Jonathan Last, a writer for the Weekly Standard, claims, that he was once reasonably dignified. "I dressed like a gentleman and luxuriated in the cultural heritage of Western civilization," Last writes. "My three places of residence—my home, my office, and my mind—were free of clutter and arranged so as to allow me to make the most of my days …" But then something happened to disrupt his reasonable dignified life. Last writes, "I became a father."

In his essay titled "A Dad's Life," he writes:

One afternoon, I was changing my infant son's diaper when he began [peeing]. Not in a feeble stream, but in a great, turbo-charged geyser … So I reached over, cupped my hand above his manhood, and waited in quiet satisfaction as he peed on me. I was pleased … that my reflexes had prevented him from spraying the wall and nearby bookshelf. The dismantling of my dignity took three weeks, more or less.

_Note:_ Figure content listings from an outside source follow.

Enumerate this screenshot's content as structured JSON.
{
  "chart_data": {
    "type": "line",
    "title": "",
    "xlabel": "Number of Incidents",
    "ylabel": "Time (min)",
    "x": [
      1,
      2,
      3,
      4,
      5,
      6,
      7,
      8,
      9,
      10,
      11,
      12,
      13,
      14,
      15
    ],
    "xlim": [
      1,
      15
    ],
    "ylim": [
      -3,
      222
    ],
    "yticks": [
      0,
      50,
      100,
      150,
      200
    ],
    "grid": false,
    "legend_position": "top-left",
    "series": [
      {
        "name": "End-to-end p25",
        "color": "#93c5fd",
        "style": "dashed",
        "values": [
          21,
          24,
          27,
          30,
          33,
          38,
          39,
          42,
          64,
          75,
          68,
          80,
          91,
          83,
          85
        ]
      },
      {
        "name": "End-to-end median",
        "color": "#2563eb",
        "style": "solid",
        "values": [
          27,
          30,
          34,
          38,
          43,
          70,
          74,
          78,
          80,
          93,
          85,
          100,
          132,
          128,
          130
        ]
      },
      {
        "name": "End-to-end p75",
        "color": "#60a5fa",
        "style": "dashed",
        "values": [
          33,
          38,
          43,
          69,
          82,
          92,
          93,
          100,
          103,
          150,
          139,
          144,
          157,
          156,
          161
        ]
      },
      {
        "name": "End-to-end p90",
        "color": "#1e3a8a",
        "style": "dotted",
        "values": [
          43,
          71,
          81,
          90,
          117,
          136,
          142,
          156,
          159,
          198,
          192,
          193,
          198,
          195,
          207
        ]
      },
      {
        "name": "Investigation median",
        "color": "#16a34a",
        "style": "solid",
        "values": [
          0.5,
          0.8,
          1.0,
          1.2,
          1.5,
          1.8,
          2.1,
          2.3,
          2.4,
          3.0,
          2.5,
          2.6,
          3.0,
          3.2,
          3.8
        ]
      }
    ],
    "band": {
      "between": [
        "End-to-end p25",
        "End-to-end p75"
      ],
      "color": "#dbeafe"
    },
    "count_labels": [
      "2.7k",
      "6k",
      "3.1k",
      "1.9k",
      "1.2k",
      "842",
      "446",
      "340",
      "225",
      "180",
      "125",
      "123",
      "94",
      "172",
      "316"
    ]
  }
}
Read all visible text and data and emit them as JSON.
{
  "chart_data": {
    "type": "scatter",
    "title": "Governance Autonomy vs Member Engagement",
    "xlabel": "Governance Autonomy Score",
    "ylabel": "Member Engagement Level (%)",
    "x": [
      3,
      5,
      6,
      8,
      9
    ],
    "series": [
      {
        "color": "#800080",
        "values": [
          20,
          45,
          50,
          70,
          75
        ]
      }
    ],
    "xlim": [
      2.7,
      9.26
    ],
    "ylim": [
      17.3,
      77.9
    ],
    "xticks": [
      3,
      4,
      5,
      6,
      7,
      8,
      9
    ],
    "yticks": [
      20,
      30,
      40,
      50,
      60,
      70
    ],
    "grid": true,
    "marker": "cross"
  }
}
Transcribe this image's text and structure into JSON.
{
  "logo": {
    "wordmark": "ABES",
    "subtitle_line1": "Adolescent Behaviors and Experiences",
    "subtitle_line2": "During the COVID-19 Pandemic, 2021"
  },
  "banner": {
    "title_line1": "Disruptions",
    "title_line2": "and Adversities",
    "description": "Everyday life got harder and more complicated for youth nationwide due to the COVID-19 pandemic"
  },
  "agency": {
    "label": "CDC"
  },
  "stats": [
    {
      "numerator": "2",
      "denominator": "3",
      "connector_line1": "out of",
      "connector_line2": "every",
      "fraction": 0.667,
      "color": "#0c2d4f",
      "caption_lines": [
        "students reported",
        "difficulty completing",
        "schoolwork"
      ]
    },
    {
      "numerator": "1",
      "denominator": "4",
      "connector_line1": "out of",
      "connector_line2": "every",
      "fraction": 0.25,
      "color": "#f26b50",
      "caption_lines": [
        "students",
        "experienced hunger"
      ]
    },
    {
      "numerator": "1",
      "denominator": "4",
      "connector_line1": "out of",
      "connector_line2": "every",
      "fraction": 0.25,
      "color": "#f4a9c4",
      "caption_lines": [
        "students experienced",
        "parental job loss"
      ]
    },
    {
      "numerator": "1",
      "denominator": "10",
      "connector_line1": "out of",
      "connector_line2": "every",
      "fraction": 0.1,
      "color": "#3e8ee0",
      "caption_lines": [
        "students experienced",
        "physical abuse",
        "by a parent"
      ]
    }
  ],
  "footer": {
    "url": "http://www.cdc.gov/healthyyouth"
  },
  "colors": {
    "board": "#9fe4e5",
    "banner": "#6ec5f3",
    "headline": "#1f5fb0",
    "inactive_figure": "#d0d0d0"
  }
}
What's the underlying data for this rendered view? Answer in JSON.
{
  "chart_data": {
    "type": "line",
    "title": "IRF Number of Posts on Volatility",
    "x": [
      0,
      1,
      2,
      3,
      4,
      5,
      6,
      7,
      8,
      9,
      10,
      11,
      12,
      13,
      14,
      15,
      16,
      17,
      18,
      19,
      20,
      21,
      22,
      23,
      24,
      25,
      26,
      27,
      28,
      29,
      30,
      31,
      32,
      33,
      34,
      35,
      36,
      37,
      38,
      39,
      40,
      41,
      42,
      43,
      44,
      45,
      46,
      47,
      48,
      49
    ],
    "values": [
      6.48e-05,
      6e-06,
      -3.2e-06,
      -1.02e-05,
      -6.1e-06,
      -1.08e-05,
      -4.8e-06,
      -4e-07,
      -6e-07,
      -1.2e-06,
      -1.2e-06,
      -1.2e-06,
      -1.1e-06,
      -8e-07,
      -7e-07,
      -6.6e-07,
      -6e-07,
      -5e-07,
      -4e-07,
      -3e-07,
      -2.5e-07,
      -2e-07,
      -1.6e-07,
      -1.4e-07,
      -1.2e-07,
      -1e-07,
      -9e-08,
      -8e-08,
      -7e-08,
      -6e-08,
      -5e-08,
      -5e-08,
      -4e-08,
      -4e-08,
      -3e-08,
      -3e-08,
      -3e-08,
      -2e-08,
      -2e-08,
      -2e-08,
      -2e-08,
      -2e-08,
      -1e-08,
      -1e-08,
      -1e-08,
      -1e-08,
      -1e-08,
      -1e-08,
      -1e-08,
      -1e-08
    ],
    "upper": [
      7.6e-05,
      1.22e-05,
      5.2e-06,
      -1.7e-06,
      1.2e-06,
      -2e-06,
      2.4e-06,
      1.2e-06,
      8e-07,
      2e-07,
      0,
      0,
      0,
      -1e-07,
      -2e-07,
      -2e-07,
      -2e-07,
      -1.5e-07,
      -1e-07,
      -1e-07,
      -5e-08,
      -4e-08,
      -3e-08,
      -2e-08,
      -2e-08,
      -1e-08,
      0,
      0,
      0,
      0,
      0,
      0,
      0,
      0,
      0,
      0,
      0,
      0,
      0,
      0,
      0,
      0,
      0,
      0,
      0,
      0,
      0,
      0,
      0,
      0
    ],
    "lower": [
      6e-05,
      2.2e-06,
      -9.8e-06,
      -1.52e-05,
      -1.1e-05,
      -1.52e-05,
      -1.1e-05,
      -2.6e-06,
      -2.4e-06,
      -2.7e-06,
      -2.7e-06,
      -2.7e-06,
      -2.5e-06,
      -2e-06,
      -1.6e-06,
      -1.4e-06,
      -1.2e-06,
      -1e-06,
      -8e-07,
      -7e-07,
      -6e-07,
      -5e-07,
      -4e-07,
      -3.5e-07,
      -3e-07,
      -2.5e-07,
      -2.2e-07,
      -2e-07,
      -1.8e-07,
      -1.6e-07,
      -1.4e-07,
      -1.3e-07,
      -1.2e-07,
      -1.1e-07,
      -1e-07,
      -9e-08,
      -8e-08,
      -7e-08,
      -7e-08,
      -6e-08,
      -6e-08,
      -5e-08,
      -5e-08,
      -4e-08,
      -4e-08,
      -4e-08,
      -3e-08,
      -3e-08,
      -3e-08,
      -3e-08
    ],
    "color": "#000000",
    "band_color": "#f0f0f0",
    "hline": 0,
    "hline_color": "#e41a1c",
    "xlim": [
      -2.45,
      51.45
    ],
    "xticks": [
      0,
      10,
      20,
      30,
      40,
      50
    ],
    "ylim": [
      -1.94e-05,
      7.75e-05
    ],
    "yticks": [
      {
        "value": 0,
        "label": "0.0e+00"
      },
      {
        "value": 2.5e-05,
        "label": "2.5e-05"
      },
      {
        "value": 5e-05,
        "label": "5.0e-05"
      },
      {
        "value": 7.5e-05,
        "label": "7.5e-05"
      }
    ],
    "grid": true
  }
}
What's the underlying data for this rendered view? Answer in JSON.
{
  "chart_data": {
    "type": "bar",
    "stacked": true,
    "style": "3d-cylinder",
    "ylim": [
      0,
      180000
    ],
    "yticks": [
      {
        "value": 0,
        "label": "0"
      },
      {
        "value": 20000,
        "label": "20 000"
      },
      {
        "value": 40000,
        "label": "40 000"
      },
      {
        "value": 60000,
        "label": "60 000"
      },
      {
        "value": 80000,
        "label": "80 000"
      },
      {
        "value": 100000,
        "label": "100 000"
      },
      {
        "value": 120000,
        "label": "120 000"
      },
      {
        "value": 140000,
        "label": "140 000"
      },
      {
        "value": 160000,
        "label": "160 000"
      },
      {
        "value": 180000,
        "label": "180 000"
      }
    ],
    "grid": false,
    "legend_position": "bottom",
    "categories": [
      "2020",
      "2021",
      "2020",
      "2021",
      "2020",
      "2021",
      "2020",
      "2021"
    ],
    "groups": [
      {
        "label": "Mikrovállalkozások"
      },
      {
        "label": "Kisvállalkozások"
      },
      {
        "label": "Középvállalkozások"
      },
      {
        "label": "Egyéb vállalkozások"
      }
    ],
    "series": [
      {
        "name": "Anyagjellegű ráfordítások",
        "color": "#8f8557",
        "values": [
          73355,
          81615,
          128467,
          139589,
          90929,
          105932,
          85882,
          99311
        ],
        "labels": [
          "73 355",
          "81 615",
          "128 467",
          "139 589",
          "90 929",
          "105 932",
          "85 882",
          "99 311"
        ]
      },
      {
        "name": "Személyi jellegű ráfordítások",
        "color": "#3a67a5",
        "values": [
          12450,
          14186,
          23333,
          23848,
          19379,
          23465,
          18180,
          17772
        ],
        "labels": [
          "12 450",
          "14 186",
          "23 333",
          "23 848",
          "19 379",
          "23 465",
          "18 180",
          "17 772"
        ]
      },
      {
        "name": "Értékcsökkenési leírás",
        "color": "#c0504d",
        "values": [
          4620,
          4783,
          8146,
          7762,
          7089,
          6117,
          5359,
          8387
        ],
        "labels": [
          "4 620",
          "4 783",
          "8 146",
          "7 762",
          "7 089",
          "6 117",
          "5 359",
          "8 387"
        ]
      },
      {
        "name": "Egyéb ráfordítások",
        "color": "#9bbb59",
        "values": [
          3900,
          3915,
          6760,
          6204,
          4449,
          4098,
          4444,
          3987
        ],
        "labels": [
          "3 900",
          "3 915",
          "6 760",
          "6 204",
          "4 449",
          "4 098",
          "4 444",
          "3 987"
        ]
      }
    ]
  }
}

This is about when I started to realize that the primary effect of children is to take things from you. It begins with sleep, time, and dignity and then expands over the years to include serenity, sanity, and a great deal of money. I am making an observation here, not complaining. It's just what they do …
I'm not going to lie to you. In fatherhood there is much—so much—to be lost. But there is much to be gained, too. For example, while it may seem diametrically opposed to the indignities of the job, fatherhood is the wellspring of a quality critically important to our culture: manliness.